Coeytaux Karen, Poupon Anne
Yeast Structural Genomics, IBBMC, Université Paris-Sud, Orsay, France.
Bioinformatics. 2005 May 1;21(9):1891-900. doi: 10.1093/bioinformatics/bti266. Epub 2005 Jan 18.
Partially and wholly unstructured proteins have now been identified in all kingdoms of life--more commonly in eukaryotic organisms. This intrinsic disorder is related to certain critical functions. Apart from their fundamental interest, unstructured regions in proteins may prevent crystallization. Therefore, the prediction of disordered regions is an important aspect for the understanding of protein function, but may also help to devise genetic constructs.
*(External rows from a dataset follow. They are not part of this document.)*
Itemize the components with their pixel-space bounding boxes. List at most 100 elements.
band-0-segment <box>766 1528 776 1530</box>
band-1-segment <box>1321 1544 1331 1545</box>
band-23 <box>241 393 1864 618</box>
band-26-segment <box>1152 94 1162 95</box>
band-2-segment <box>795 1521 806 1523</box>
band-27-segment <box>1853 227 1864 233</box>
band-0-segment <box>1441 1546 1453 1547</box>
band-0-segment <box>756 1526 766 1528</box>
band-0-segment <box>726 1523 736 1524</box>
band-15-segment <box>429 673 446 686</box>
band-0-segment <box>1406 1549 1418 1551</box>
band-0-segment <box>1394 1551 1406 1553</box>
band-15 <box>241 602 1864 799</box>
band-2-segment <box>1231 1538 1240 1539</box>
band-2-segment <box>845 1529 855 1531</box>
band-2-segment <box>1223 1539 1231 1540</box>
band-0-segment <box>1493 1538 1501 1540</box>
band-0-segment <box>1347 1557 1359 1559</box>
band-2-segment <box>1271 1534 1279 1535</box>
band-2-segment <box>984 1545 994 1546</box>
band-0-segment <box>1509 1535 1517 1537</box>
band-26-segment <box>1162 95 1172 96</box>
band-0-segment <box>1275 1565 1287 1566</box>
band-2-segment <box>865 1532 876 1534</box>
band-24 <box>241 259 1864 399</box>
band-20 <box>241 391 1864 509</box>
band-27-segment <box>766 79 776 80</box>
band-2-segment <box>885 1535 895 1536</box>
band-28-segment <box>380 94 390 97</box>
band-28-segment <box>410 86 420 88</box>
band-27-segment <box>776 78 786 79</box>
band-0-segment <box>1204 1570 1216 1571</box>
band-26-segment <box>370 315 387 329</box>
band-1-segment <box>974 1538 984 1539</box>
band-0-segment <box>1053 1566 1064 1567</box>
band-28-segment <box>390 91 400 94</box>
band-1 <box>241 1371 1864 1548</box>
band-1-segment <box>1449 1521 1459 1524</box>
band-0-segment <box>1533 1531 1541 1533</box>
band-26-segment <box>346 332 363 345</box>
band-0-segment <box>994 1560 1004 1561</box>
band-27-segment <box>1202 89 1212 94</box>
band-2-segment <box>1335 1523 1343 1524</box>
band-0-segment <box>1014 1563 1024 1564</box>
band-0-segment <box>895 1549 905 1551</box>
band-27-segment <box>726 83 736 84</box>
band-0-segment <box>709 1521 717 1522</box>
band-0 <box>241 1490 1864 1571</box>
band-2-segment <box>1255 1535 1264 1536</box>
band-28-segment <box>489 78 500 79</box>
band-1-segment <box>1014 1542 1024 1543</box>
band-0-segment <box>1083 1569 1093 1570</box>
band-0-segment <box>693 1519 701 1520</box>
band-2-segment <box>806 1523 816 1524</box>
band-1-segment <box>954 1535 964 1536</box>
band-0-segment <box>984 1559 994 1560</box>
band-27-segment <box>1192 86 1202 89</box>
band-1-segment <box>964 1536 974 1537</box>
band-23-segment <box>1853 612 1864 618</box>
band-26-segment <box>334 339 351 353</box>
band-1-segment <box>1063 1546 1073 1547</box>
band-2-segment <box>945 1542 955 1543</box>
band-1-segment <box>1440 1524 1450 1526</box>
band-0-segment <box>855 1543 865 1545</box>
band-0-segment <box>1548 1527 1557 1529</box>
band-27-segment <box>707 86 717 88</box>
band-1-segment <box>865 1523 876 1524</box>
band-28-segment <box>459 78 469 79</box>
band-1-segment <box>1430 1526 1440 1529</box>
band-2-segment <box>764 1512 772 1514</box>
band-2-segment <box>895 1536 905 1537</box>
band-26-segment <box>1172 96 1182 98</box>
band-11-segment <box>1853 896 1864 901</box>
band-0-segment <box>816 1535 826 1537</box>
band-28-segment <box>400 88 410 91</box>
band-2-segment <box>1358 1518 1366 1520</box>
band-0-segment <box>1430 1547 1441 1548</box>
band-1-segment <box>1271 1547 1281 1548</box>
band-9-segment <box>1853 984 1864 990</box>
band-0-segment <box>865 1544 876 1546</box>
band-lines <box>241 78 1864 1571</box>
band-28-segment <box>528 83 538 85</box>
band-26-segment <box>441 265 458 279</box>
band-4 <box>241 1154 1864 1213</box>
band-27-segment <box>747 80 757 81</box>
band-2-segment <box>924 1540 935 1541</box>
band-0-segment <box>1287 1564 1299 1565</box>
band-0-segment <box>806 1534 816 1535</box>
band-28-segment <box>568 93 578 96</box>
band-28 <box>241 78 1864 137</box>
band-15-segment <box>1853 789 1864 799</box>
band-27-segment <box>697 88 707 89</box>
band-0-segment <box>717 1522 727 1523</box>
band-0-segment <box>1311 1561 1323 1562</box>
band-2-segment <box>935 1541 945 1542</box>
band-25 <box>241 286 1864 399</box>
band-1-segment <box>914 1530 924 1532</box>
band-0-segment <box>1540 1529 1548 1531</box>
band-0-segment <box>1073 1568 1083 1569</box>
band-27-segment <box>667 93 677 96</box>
In this paper we present a computational tool for the detection of unstructured regions in proteins based on two properties of unfolded fragments: (1) disordered regions have a biased composition and (2) they usually contain either small or no hydrophobic clusters. In order to quantify these two facts we first calculate the amino acid distributions in structured and unstructured regions. Using this distribution, we calculate for a given sequence fragment the probability to be part of either a structured or an unstructured region. For each amino acid, the distance to the nearest hydrophobic cluster is also computed. Using these three values along a protein sequence allows us to predict unstructured regions, with very simple rules. This method requires only the primary sequence, and no multiple alignment, which makes it an adequate method for orphan proteins.
目前已在所有生命王国中鉴定出部分和完全无结构的蛋白质,在真核生物中更为常见。这种内在无序与某些关键功能相关。除了其基本的研究意义外,蛋白质中的无结构区域可能会阻止结晶。因此,预测无序区域对于理解蛋白质功能是一个重要方面,而且可能有助于设计基因构建体。
在本文中,我们基于未折叠片段的两个特性提出了一种用于检测蛋白质中无结构区域的计算工具:(1)无序区域具有偏向性的组成,(2)它们通常包含很少或不包含疏水簇。为了量化这两个事实,我们首先计算结构化和无结构区域中的氨基酸分布。利用这种分布,我们为给定的序列片段计算其属于结构化或无结构区域的概率。对于每个氨基酸,还计算其到最近疏水簇的距离。沿着蛋白质序列使用这三个值使我们能够通过非常简单的规则预测无结构区域。该方法仅需要一级序列,无需多序列比对,这使其成为适用于孤儿蛋白的方法。